---
title: >-
  Publicly accessible Lambda function with a critical vulnerability uses a
  privileged IAM role
description: Datadog, the leading service for cloud-scale monitoring.
breadcrumbs: >-
  Docs > Datadog Security > OOTB Rules > Publicly accessible Lambda function
  with a critical vulnerability uses a privileged IAM role
---

# Publicly accessible Lambda function with a critical vulnerability uses a privileged IAM role

## Description{% #description %}

A misconfigured Lambda execution role contains risky privileges. This Lambda function is also publicly accessible and has one or more critical-severity vulnerabilities. A privileged IAM role attached to a Lambda function can lead to an AWS account compromise or privilege escalation if the underlying vulnerability is exploited. The public accessibility of this Lambda function makes it easier for attackers to exploit.

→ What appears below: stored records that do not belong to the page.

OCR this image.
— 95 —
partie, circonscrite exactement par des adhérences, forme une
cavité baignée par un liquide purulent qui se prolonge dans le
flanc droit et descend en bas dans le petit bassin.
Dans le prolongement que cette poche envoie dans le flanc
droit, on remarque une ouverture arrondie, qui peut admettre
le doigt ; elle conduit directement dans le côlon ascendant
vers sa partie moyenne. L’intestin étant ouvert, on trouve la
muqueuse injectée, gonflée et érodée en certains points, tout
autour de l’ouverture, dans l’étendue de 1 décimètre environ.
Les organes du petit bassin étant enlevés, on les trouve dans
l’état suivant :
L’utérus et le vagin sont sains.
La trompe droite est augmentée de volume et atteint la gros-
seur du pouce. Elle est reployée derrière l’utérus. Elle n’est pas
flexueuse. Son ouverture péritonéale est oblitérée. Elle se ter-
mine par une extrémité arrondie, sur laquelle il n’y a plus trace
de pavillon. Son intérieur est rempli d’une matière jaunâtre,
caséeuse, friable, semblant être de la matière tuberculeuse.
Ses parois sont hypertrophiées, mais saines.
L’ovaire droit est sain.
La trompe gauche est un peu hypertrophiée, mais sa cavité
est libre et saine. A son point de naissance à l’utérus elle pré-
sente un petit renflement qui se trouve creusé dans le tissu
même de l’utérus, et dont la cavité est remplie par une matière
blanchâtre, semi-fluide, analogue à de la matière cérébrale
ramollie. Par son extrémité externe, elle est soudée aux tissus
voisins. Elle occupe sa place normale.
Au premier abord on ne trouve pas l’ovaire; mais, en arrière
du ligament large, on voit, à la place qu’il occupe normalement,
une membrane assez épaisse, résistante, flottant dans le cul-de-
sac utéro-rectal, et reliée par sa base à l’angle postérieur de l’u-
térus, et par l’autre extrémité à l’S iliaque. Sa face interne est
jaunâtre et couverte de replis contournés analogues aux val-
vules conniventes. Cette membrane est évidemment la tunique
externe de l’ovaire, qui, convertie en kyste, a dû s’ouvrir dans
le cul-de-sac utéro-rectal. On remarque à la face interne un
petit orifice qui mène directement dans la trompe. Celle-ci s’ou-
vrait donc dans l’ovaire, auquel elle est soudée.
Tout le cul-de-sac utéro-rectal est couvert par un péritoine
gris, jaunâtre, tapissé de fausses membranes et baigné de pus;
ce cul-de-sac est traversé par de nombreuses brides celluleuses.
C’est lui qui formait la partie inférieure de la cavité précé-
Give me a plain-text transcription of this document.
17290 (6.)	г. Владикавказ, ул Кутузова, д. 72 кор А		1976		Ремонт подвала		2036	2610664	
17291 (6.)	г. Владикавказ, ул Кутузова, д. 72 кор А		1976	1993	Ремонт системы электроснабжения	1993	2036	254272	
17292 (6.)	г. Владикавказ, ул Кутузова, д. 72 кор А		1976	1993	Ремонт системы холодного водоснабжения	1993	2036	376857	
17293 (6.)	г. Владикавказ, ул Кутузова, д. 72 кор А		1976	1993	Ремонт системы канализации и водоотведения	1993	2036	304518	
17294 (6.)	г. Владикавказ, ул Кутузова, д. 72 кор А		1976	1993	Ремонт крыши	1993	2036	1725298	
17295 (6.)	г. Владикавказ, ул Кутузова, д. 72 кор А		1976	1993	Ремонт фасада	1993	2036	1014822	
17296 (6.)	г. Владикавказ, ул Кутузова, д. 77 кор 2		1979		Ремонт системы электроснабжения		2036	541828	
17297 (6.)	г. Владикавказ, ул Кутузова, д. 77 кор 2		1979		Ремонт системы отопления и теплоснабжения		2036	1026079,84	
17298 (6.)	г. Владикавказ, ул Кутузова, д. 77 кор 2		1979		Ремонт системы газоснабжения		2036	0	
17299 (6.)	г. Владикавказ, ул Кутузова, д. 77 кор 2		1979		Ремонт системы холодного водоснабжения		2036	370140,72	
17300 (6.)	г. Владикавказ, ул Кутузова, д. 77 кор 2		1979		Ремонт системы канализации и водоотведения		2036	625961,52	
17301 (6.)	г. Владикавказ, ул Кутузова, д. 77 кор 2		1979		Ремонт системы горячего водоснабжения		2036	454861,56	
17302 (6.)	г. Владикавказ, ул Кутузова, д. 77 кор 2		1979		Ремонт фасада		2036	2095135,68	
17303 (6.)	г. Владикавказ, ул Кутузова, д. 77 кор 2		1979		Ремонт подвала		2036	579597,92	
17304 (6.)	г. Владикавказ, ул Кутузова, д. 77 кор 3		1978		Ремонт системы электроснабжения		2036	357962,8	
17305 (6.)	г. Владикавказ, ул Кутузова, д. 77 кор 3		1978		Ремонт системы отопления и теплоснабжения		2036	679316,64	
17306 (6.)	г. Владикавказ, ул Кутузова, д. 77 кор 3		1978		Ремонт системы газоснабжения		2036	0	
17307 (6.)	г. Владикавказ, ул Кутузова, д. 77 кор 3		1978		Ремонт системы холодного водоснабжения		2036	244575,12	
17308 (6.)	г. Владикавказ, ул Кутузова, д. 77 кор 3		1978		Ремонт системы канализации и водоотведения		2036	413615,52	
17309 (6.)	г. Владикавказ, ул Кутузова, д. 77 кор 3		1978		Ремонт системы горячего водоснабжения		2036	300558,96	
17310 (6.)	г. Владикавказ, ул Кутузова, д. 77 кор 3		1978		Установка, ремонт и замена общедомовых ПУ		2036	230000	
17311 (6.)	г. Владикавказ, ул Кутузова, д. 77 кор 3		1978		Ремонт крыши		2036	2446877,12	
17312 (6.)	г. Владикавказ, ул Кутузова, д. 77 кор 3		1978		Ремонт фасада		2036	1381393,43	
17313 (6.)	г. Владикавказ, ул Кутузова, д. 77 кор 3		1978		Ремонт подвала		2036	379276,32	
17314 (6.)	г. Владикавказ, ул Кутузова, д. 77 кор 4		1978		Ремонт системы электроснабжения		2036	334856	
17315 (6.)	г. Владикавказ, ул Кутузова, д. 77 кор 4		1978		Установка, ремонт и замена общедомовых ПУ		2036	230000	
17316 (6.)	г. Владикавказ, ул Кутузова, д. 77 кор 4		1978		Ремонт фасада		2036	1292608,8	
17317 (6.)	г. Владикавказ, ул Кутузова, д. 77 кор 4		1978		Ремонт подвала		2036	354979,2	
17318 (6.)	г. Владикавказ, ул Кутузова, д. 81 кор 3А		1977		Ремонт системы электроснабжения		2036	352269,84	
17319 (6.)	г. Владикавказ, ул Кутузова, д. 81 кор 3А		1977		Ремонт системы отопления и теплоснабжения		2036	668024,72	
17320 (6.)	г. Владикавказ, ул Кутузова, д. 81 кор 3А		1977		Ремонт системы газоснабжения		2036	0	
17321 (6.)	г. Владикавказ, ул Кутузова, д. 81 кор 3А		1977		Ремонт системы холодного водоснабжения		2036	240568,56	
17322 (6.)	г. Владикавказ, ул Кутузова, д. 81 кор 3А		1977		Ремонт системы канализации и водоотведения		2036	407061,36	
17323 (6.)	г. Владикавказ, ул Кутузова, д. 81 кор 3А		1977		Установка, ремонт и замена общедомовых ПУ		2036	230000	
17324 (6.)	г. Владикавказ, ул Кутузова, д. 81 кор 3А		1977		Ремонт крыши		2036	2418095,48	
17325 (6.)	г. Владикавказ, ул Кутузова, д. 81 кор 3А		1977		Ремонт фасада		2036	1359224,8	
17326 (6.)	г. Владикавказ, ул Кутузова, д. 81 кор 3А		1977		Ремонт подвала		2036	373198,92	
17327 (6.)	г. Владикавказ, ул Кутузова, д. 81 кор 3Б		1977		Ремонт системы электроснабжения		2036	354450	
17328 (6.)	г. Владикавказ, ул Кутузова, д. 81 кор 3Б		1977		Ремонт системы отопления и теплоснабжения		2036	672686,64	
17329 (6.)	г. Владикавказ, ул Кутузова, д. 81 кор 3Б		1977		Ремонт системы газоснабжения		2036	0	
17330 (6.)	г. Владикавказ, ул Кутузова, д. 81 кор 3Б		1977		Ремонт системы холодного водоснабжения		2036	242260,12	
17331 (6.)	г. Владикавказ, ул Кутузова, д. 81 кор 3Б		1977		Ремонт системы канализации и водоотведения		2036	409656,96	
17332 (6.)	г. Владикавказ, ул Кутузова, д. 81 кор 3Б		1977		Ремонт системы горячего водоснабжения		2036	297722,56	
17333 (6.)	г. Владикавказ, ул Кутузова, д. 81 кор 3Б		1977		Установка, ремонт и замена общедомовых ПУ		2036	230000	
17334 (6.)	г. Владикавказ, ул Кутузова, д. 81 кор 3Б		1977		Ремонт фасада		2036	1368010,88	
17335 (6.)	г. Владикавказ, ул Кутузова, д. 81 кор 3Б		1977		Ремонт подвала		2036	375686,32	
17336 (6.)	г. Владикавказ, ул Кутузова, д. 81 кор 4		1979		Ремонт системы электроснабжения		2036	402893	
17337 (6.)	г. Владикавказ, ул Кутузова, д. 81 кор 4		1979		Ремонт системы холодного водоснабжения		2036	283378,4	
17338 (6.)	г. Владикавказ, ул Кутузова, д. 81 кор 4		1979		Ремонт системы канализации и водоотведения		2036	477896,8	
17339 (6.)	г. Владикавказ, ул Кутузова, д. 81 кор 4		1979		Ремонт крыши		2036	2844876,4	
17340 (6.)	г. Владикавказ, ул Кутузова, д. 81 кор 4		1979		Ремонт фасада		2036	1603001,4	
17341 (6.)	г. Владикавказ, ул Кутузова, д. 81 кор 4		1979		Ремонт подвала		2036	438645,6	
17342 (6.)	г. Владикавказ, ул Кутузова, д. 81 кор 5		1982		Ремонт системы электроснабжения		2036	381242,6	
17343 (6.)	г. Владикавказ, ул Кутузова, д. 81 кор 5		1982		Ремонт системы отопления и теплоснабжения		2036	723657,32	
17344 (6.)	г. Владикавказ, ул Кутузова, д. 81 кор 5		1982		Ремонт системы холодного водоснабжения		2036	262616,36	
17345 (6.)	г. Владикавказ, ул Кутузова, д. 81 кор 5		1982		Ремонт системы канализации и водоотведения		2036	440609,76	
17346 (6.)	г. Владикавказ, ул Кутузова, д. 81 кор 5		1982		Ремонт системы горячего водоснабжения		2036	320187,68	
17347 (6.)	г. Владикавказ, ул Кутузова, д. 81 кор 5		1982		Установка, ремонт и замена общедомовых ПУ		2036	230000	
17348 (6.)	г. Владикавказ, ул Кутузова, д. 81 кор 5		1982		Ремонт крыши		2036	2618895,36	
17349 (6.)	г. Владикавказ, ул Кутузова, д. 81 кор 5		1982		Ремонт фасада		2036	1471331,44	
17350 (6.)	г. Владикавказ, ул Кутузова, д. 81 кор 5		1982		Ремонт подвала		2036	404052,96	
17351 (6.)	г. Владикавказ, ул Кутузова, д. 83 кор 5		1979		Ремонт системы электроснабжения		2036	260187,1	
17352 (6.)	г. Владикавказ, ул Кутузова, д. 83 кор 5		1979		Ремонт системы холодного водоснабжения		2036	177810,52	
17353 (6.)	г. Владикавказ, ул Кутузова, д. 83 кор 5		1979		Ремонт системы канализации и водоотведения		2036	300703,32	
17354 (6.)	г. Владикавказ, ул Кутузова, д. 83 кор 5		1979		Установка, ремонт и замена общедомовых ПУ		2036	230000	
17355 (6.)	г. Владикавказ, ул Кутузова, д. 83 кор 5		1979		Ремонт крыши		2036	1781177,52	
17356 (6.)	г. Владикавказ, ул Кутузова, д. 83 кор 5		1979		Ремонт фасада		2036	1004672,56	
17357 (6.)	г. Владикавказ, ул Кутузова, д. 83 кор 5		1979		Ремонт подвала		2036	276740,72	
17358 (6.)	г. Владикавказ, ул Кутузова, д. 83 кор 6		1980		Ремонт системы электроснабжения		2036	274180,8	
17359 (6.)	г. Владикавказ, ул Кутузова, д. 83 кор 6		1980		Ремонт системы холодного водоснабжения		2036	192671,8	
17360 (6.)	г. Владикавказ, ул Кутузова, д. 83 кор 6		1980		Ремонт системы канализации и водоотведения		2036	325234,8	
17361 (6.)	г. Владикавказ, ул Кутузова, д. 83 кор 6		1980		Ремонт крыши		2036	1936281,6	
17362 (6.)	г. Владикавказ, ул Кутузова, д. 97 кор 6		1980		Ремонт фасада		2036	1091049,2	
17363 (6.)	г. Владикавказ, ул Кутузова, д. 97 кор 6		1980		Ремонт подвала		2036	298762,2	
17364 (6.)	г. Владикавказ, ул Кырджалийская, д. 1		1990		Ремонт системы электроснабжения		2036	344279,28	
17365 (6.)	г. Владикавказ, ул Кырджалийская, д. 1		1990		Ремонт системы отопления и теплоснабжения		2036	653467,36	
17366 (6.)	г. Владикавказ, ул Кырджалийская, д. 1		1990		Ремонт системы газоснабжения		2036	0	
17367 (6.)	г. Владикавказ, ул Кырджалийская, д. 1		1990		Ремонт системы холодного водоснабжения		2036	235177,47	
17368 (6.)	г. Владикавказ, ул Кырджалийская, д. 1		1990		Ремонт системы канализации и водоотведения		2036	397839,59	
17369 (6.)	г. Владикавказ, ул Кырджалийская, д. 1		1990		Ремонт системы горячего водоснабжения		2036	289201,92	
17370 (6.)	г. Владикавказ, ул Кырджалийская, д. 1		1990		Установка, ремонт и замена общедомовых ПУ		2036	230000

## Remediation{% #remediation %}

1. Reduce the permissions attached to the Lambda execution role using the concept of least-privileged access. You can use [AWS Access Advisor](https://docs.aws.amazon.com/IAM/latest/UserGuide/access_policies_access-advisor.html).
1. Once you identify effective permissions used by your Lambda function, use [AWS IAM Access Analyzer](https://docs.aws.amazon.com/IAM/latest/UserGuide/access-analyzer-policy-generation.html) to generate an IAM policy based on past CloudTrail events.
1. Prioritize and apply security patches or updates to address the identified vulnerabilities. If patches are not available, consider implementing alternative security measures.
1. Evaluate the need for public accessibility of the Lambda function. If unnecessary, modify the function's access settings to restrict public access.